Q.ロイヤル・バレエでは3月半ばに急に公演がキャンセルされて、ダンサーの皆さんは自粛期間に入りました。その間はどのように過ごされていましたか?

金子:「ロイヤル・バレエの舞台が3月にキャンセルされてしまったのですが、2週間後に『白鳥の湖』のオデット、オディール役のデビューの予定でした。ずっとこの役を練習し続けていたのですが、急に劇場が止まってしまったのでかなりショックで落ち込んでしまいました。でもここでも立ち直って、狭い家の中でできる限りのことをしていました。ピラティスといった家でできることを見つけ、自分の体に向き合うようになりました。今までは踊って疲れてまた次の日になるという繰り返しの毎日だったので、この自粛期間で自分の体に向き合う時間ができましたね。

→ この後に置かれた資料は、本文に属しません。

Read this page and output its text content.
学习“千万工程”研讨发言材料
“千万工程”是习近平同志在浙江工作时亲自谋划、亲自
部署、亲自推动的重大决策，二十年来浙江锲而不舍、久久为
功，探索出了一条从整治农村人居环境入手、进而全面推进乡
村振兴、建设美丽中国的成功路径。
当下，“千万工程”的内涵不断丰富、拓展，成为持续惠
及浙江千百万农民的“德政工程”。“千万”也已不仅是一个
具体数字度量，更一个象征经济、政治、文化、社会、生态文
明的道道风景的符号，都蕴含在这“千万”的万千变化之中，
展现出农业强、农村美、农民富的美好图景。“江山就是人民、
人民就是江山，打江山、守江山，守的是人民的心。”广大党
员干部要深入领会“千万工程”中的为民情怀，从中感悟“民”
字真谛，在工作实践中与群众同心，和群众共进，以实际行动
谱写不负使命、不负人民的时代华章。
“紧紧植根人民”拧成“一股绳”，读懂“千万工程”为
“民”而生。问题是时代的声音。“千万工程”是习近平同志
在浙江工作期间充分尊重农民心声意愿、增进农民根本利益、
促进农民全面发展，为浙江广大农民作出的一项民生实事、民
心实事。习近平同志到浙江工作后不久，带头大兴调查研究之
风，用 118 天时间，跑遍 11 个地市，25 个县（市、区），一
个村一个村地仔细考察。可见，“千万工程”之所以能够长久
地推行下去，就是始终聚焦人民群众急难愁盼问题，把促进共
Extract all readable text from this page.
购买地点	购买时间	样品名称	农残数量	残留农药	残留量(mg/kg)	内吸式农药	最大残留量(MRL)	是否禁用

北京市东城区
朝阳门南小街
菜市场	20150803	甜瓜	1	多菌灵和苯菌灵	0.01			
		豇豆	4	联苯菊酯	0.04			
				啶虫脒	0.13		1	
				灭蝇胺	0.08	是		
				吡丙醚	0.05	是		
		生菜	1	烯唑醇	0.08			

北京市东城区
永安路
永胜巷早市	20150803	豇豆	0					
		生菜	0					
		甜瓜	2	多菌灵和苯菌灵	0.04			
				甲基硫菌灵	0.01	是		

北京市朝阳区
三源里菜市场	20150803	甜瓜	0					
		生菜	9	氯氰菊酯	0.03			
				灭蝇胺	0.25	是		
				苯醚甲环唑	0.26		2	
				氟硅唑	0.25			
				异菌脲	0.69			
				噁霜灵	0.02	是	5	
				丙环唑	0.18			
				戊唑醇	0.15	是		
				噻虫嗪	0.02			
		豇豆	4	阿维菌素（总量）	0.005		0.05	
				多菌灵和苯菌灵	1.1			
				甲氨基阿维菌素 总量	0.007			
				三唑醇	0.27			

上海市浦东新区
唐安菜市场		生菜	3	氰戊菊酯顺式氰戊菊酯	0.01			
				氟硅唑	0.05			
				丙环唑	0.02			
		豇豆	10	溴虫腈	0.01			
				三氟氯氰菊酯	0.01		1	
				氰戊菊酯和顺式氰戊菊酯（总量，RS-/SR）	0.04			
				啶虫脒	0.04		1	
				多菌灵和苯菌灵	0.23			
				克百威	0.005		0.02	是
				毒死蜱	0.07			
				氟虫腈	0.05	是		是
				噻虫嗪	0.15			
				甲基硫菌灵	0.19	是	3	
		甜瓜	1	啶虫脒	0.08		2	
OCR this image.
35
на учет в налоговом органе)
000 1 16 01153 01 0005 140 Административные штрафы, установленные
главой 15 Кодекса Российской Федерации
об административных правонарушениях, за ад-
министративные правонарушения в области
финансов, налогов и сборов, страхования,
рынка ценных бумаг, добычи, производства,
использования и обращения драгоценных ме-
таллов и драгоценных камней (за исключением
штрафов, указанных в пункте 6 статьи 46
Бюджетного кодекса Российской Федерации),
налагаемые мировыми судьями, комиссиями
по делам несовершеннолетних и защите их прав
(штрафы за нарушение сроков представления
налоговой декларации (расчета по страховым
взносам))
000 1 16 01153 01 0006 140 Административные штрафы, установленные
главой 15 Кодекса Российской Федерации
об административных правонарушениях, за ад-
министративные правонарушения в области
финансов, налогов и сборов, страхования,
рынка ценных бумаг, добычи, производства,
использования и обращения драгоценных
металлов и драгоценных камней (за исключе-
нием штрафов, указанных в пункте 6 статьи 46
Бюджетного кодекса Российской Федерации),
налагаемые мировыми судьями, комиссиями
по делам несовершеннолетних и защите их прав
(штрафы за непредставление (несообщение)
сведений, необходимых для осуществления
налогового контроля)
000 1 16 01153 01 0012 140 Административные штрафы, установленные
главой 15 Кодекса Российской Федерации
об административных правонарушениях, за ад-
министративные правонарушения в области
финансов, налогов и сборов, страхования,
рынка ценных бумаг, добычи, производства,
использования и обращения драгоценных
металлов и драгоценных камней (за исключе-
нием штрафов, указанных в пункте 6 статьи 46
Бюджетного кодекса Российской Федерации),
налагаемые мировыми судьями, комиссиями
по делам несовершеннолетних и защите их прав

ローリング・ストーンズの曲を使った「ゴースト・ライト」やアシュトン財団の映像など、いくつかの映像プロジェクトにも参加しました。」

Q: 6月27日には、有料配信されたロイヤル・オペラハウスの無観客公演に出演されて、リース・クラークさんと踊られました。

金子:「この公演ではマクミラン振付の『コンチェルト』に出演しましたが、これも急に出演してほしいと電話がかかってきたのです。1週間ほど練習しました。3か月間は家でだけで踊っていたので、かなりチャレンジングでしたが、楽しく踊ることができました。舞台に戻ってこられるだけで嬉しかったです。ケネス・マクミランの『コンチェルト』は名作で素晴らしい作品なので、もう少し時間をかけて練習して、指導もしっかり受けてから出演したかったのですが、1週間でできることをやりました。『コンチェルト』は、ジャンプや回転がたくさん入ったとてもハードな第3楽章は踊ったことがあったのですが、ガラっと違う美しい第2楽章は今回が踊るのがほとんど初めてでした。6年位前に日本で平野亮一さんと踊ったので久しぶりということになります。」

「少しでも劇場でバレエを観ている気持ちになっていただけたら」

Q:  本作で劇場へ久々に足を運ぶ方も多いと思いますが、そんな日本のファンの方へ、金子さんからのメッセージをお願いいたします。

金子:「コロナ禍など、このような暗いニュースがある中、そして劇場にも足を運べなくなっている中、少しでも映画館で劇場にいるような気持になっていただけたら嬉しいです。こうして応援していただけることでパワーをもらえます。日本の皆さんにはいつも応援していただきありがとうございます。」

最近では“クマ”という名前の子犬も飼い始めたという金子さん、おっとりとした上品な口調の中に、愛らしさと意志の強さが伝わってくる。今後ますますの活躍が期待される。

英国ロイヤル・バレエの『眠れる森の美女』は、第二次世界大戦後の1946年に、ロイヤル・オペラハウスの再オープニングを飾った作品。今回の上映の幕間の映像では、その当時、戦後の物資がない中で衣装や舞台装置を苦労して揃えた逸話なども披露される。戦争で傷ついた人々の心を美しいバレエが癒し、英国の復興を後押しした。コロナ禍で傷ついたバレエファンの心も、この素晴らしい『眠れる森の美女』で輝いた新しいヒロイン、金子扶生で癒されることだろう。事態が落ち着いて、バレエが観られる平和な毎日となることが待ち遠しい。